EVE OF UNDERSTANDING (Alyson Shelton) Rating: NN Rating: NNNNN
You might say the Female Eye Film Festival opening-night movie is all about Eve.
After her mother, Eve, dies, Donna (Rebecca Lowman) carries out her request to distribute mementos and letters to various people in their lives. Among these are Eve’s drunk old ex-husband (and Donna’s father), Eve’s evangelical sister and even some of Donna’s friends, including ex-boyfriends and lovers. (How Eve knows about some of these is a mystery.)
At the beginning, Donna is a chain-smoking, caught-in-a-dead-end-relationship, alcoholic fuck-up. As she motors from Texas to Arizona (a trip that includes some nice, if repetitive, scenery), it soon becomes clear that her trip is meant to be a healing voyage of discovery. The title’s a pun, get it?

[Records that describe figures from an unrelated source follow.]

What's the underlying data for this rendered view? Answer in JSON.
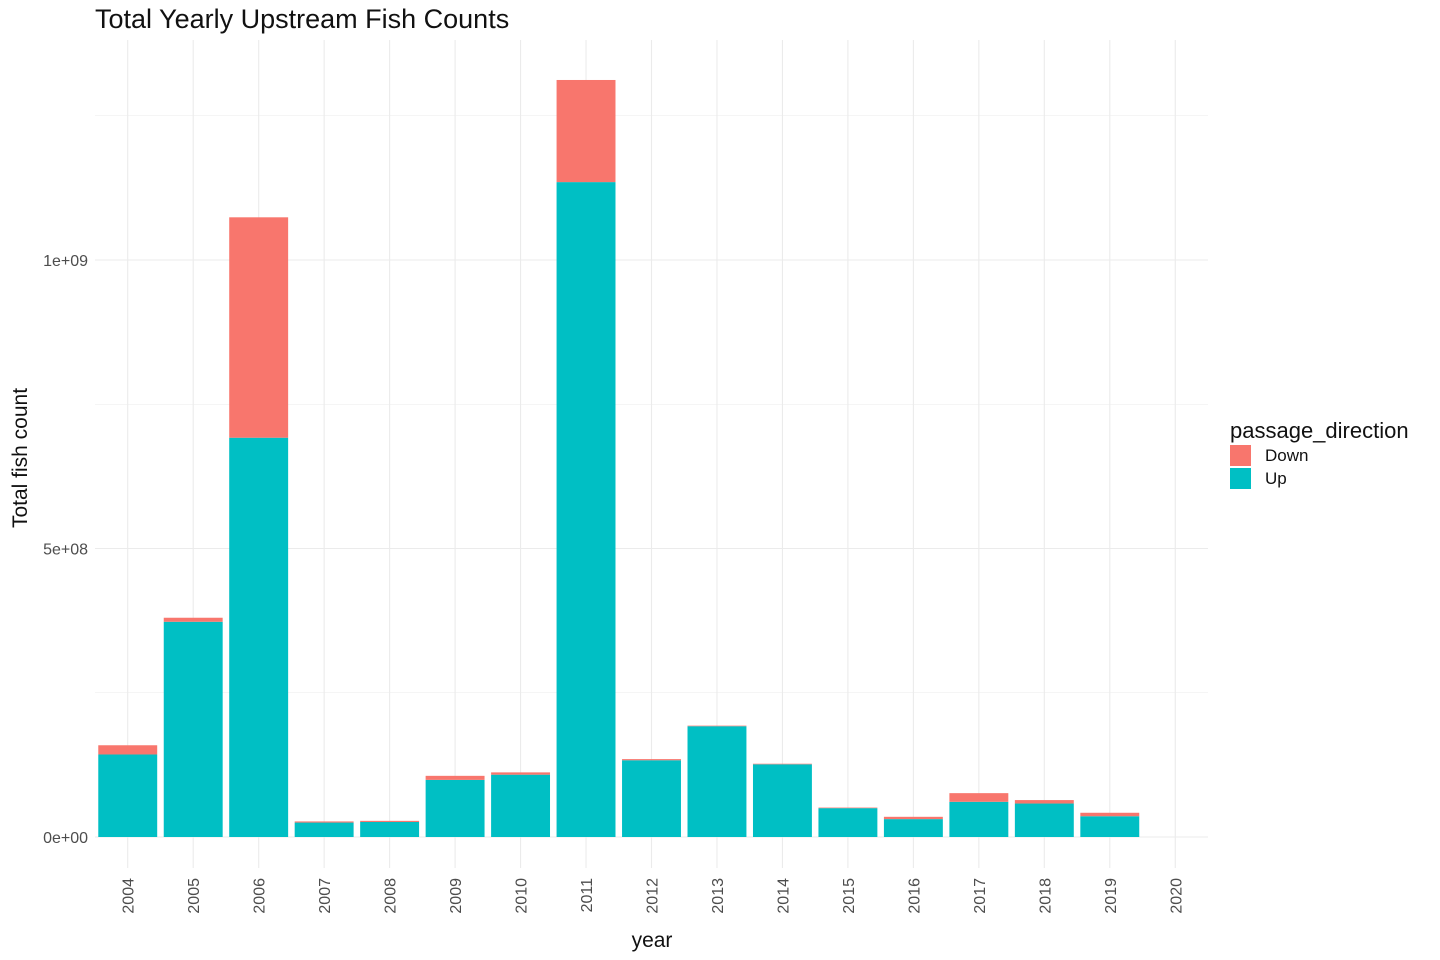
{
  "chart_data": {
    "type": "bar",
    "stacked": true,
    "title": "Total Yearly Upstream Fish Counts",
    "xlabel": "year",
    "ylabel": "Total fish count",
    "categories": [
      "2004",
      "2005",
      "2006",
      "2007",
      "2008",
      "2009",
      "2010",
      "2011",
      "2012",
      "2013",
      "2014",
      "2015",
      "2016",
      "2017",
      "2018",
      "2019",
      "2020"
    ],
    "series": [
      {
        "name": "Up",
        "color": "#00BFC4",
        "values": [
          143000000,
          373000000,
          692000000,
          25000000,
          26000000,
          99000000,
          108000000,
          1135000000,
          133000000,
          192000000,
          126000000,
          50000000,
          31000000,
          61000000,
          58000000,
          36000000,
          0
        ]
      },
      {
        "name": "Down",
        "color": "#F8766D",
        "values": [
          16000000,
          7000000,
          382000000,
          2000000,
          2000000,
          7000000,
          4000000,
          177000000,
          2000000,
          1000000,
          1000000,
          1000000,
          4000000,
          15000000,
          6000000,
          6000000,
          0
        ]
      }
    ],
    "stack_order": [
      "Up",
      "Down"
    ],
    "y_ticks": [
      0,
      500000000,
      1000000000
    ],
    "y_tick_labels": [
      "0e+00",
      "5e+08",
      "1e+09"
    ],
    "ylim": [
      -50000000,
      1380000000
    ],
    "grid": true,
    "legend": {
      "title": "passage_direction",
      "placement": "right",
      "entries": [
        {
          "name": "Down",
          "color": "#F8766D"
        },
        {
          "name": "Up",
          "color": "#00BFC4"
        }
      ]
    }
  }
}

As such, the premise and plot feel programmed. Some of the characters are way too broad – the religious sister, for instance. And others come across as too vague. A scene with Donna’s brother, Michael, hints at incest, but writer/director Alyson Shelton doesn’t explore it with any dramatic verve.
Worse, we never understand the relationship between Eve and Donna. I guess we should be grateful, though, that we’re not subjected to flashbacks.
All of this would be unbearable without the sensitive lead performance by Naomi Watts-lookalike Lowman, who’s very good at communicating disbelief and muffled anger.
Screens tonight (Thursday, June 15) at the NFB.